Ela nunca tinha aceitado o casamento da mãe dela.
Dias depois
apareceu um rapaz no terreiro, disse que queria conhecer o tio dele, que tinha
colocado sua mãe no seu devido lugar.
Ela quer, porque
quer que eu seja um funcionário público, odeio a ideia, sou músico, não gosto
nem de imaginar trabalhando numa repartição pública.
Joguei os búzios,
vi que trabalhava com percussão, passou a ser, Ogan, tocava os atabaques justo
como gostava o Exu. Este o ajudou.
Ela tornou a
aparecer furiosa, como eu podia ter feito isso, era para me vingar dela.
Minha irmã, foi
ele quem veio aqui, nem sabia que era teu filho, a escolha foi dele, não minha,
é um homem adulto, pode escolher o que queira de sua vida.
Aos domingos,
vinha fazer surf comigo, logo se apaixonou por uma dessas garotas, que ficam
seguindo os surfistas, me perguntou o que eu pensava. Lhe respondi, perguntando o que ele queria.
Conforme a
resposta fui franco, então estas no barco errado. Ela pensava que ele vivesse no apartamento
que vivíamos nos, quando lhe disse que não, que era meu, não dele, simplesmente
tirou o corpo de fininho.
Não se preocupe,
logo aparecera alguém que te ame verdadeiramente. Escutava muito o Gil, esse insistia que
entrasse para a escola de música, tanto falou que ele acabou entrando para dois
cursos.
Houve um hiato de
paz, em que todos conseguiam fazer seu trabalho, Oribara, cuidava de todos, a clínica
funcionava bem, seu pai e Jeannete se relacionavam bem. Ela foi chamada de surpresa ao consulado francês,
foi sem saber por quê.

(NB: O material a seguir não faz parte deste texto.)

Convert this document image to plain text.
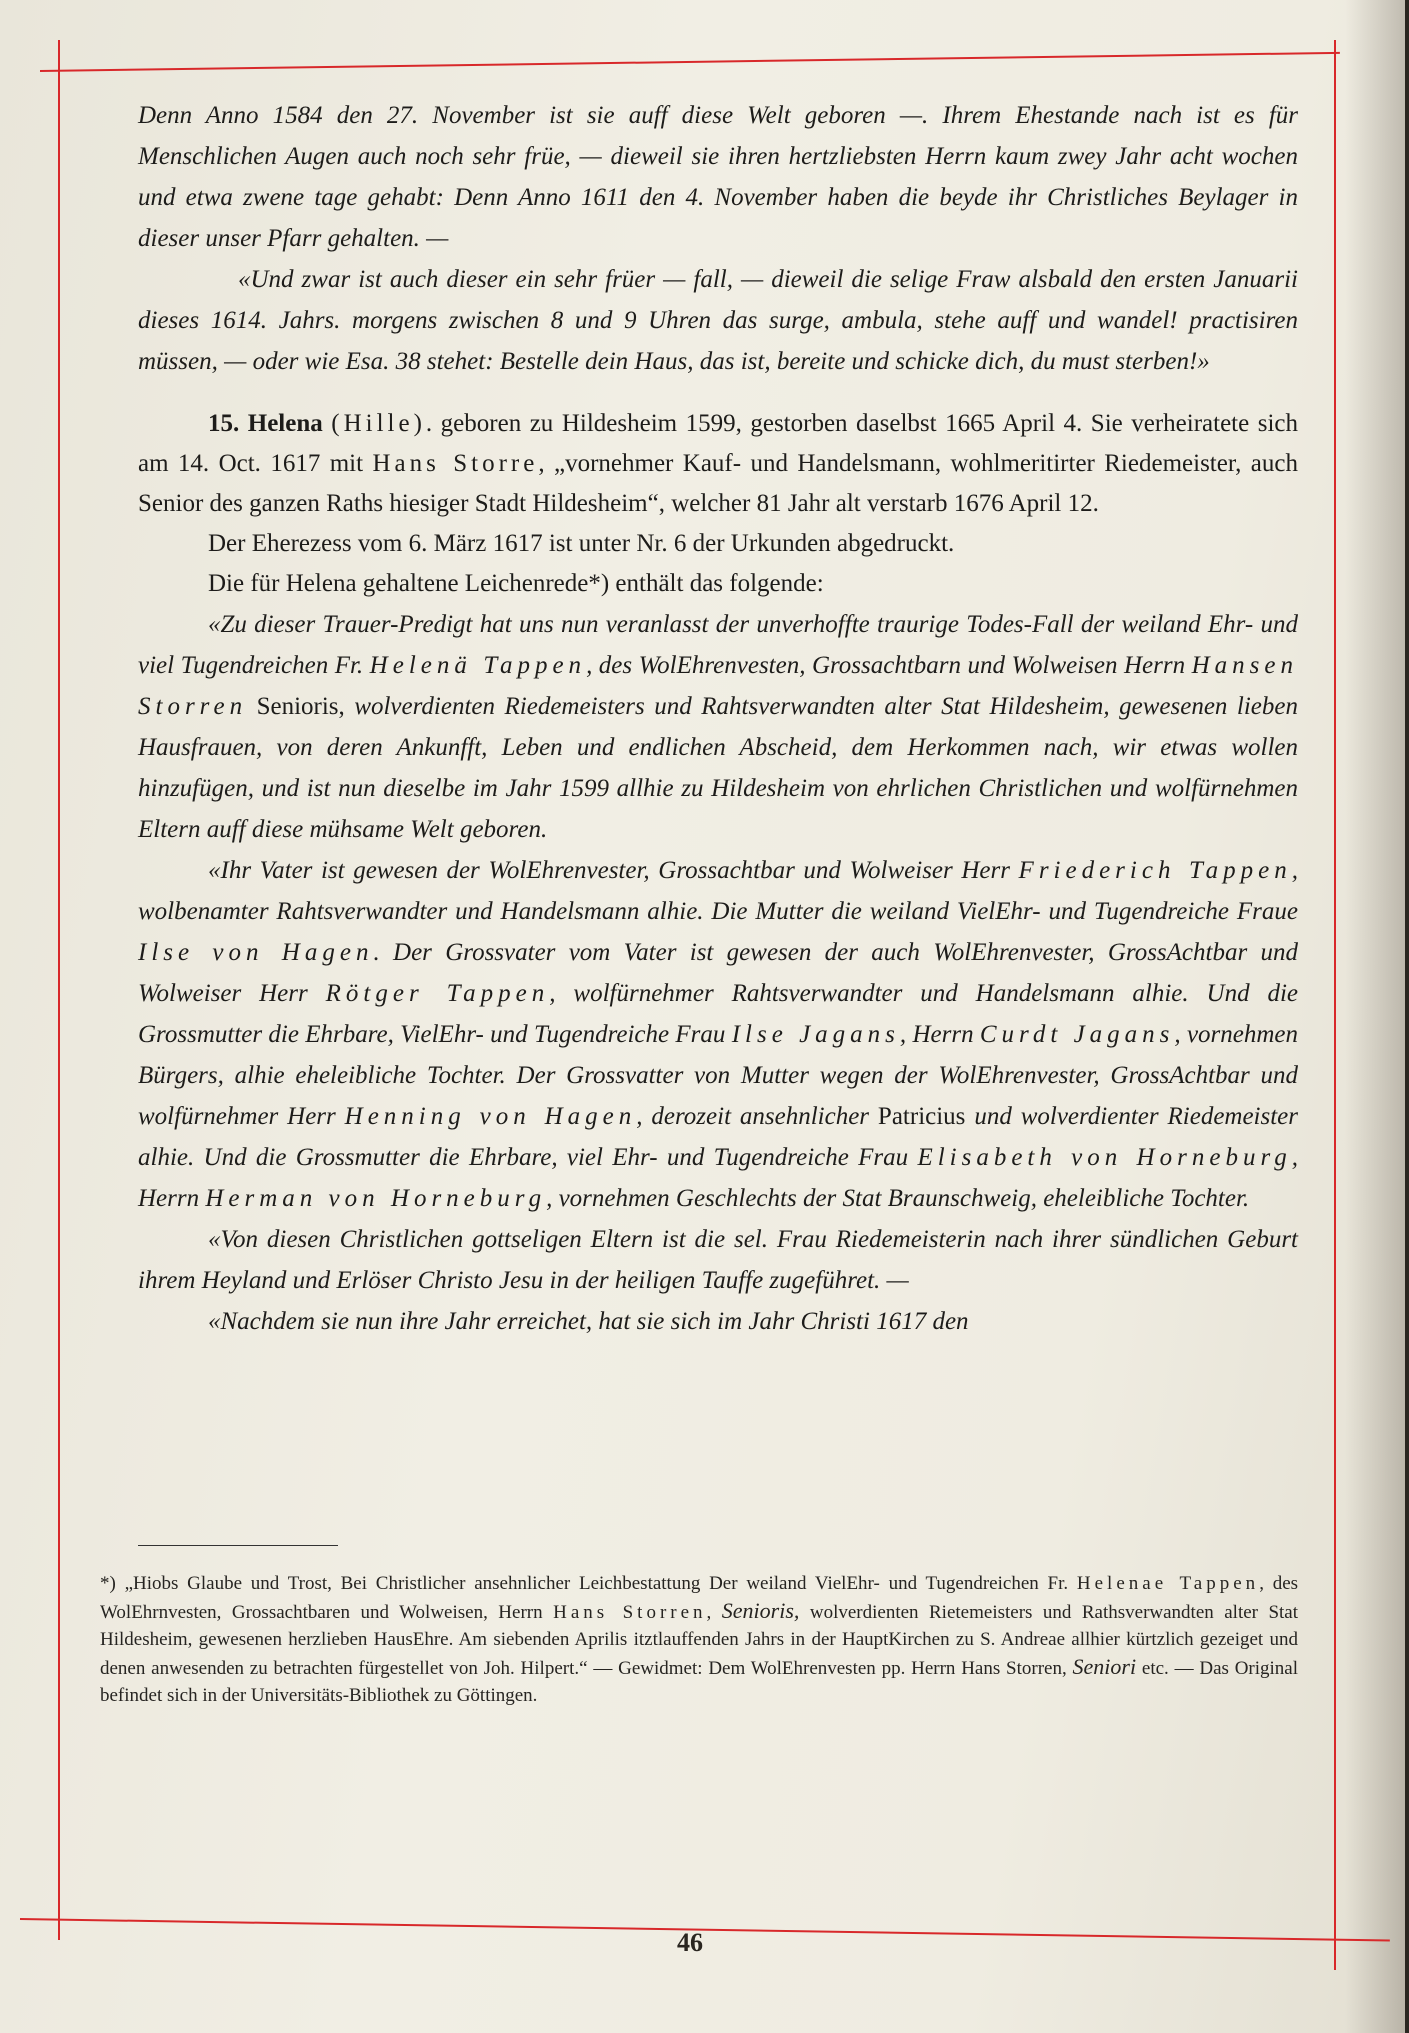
Denn Anno 1584 den 27. November ist sie auff diese Welt geboren —. Ihrem Ehestande nach ist es für Menschlichen Augen auch noch sehr früe, — dieweil sie ihren hertzliebsten Herrn kaum zwey Jahr acht wochen und etwa zwene tage gehabt: Denn Anno 1611 den 4. November haben die beyde ihr Christliches Beylager in dieser unser Pfarr gehalten. —

«Und zwar ist auch dieser ein sehr früer — fall, — dieweil die selige Fraw alsbald den ersten Januarii dieses 1614. Jahrs. morgens zwischen 8 und 9 Uhren das surge, ambula, stehe auff und wandel! practisiren müssen, — oder wie Esa. 38 stehet: Bestelle dein Haus, das ist, bereite und schicke dich, du must sterben!»

15. Helena (Hille). geboren zu Hildesheim 1599, gestorben daselbst 1665 April 4. Sie verheiratete sich am 14. Oct. 1617 mit Hans Storre, „vornehmer Kauf- und Handelsmann, wohlmeritirter Riedemeister, auch Senior des ganzen Raths hiesiger Stadt Hildesheim“, welcher 81 Jahr alt verstarb 1676 April 12.

Der Eherezess vom 6. März 1617 ist unter Nr. 6 der Urkunden abgedruckt.

Die für Helena gehaltene Leichenrede*) enthält das folgende:

«Zu dieser Trauer-Predigt hat uns nun veranlasst der unverhoffte traurige Todes-Fall der weiland Ehr- und viel Tugendreichen Fr. Helenä Tappen, des WolEhrenvesten, Grossachtbarn und Wolweisen Herrn Hansen Storren Senioris, wolverdienten Riedemeisters und Rahtsverwandten alter Stat Hildesheim, gewesenen lieben Hausfrauen, von deren Ankunfft, Leben und endlichen Abscheid, dem Herkommen nach, wir etwas wollen hinzufügen, und ist nun dieselbe im Jahr 1599 allhie zu Hildesheim von ehrlichen Christlichen und wolfürnehmen Eltern auff diese mühsame Welt geboren.

«Ihr Vater ist gewesen der WolEhrenvester, Grossachtbar und Wolweiser Herr Friederich Tappen, wolbenamter Rahtsverwandter und Handelsmann alhie. Die Mutter die weiland VielEhr- und Tugendreiche Fraue Ilse von Hagen. Der Grossvater vom Vater ist gewesen der auch WolEhrenvester, GrossAchtbar und Wolweiser Herr Rötger Tappen, wolfürnehmer Rahtsverwandter und Handelsmann alhie. Und die Grossmutter die Ehrbare, VielEhr- und Tugendreiche Frau Ilse Jagans, Herrn Curdt Jagans, vornehmen Bürgers, alhie eheleibliche Tochter. Der Grossvatter von Mutter wegen der WolEhrenvester, GrossAchtbar und wolfürnehmer Herr Henning von Hagen, derozeit ansehnlicher Patricius und wolverdienter Riedemeister alhie. Und die Grossmutter die Ehrbare, viel Ehr- und Tugendreiche Frau Elisabeth von Horneburg, Herrn Herman von Horneburg, vornehmen Geschlechts der Stat Braunschweig, eheleibliche Tochter.

«Von diesen Christlichen gottseligen Eltern ist die sel. Frau Riedemeisterin nach ihrer sündlichen Geburt ihrem Heyland und Erlöser Christo Jesu in der heiligen Tauffe zugeführet. —

«Nachdem sie nun ihre Jahr erreichet, hat sie sich im Jahr Christi 1617 den

*) „Hiobs Glaube und Trost, Bei Christlicher ansehnlicher Leichbestattung Der weiland VielEhr- und Tugendreichen Fr. Helenae Tappen, des WolEhrnvesten, Grossachtbaren und Wolweisen, Herrn Hans Storren, Senioris, wolverdienten Rietemeisters und Rathsverwandten alter Stat Hildesheim, gewesenen herzlieben HausEhre. Am siebenden Aprilis itztlauffenden Jahrs in der HauptKirchen zu S. Andreae allhier kürtzlich gezeiget und denen anwesenden zu betrachten fürgestellet von Joh. Hilpert.“ — Gewidmet: Dem WolEhrenvesten pp. Herrn Hans Storren, Seniori etc. — Das Original befindet sich in der Universitäts-Bibliothek zu Göttingen.
46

Dizia que a anos
não tinha notícias de seus familiares, acreditava que tivessem mudado de
cidade.
Era justamente
isso, uma tia cuidava de um irmão que tinha, nasceu quando ela basicamente era
adulta, quando saiu do pais, ele era um garoto, dava muitos problemas, era
autista. Mas seus pais achavam que ela tinha que viver sua vida.
O jeito era ir
busca-lo, meu pai foi junto, nunca tinha saído do pais, foi toda uma aventura,
demoraram mais tempo, pois além dos papeis que tiveram que resolver, estava o
pior ganhar a confiança do garoto, ou melhor um rapaz de uns 16 anos.
Quando chegaram,
fui busca-los, no aeroporto, para surpresa de todos, foi direto em minha
direção me abraçando. Me chamava de
Baba, na hora não entendi, em casa depois de faze-lo descansar, pois não queria
sair do meu lado. Mãe Nice que tinha um
jeito especial, fez com que tomasse banho, depois comesse. Jeannete, lhe perguntou como conseguia.
Sei não, soltou,
paciência talvez. Outro que tinha uma
paciência incrível com ele, era o Gil.
Ele só queria nós
dois, depois que descansou, subi para o terreiro, ele desceu do carro, correu a
abrir a porta, em seguida foi até o Iroco, o abraçou, para surpresa de todos
começou a falar em Yoruba. Até que vi
com quem falava, com meu Exu.
Ele me disse que
ias cuidar de mim, que não me preocupasse.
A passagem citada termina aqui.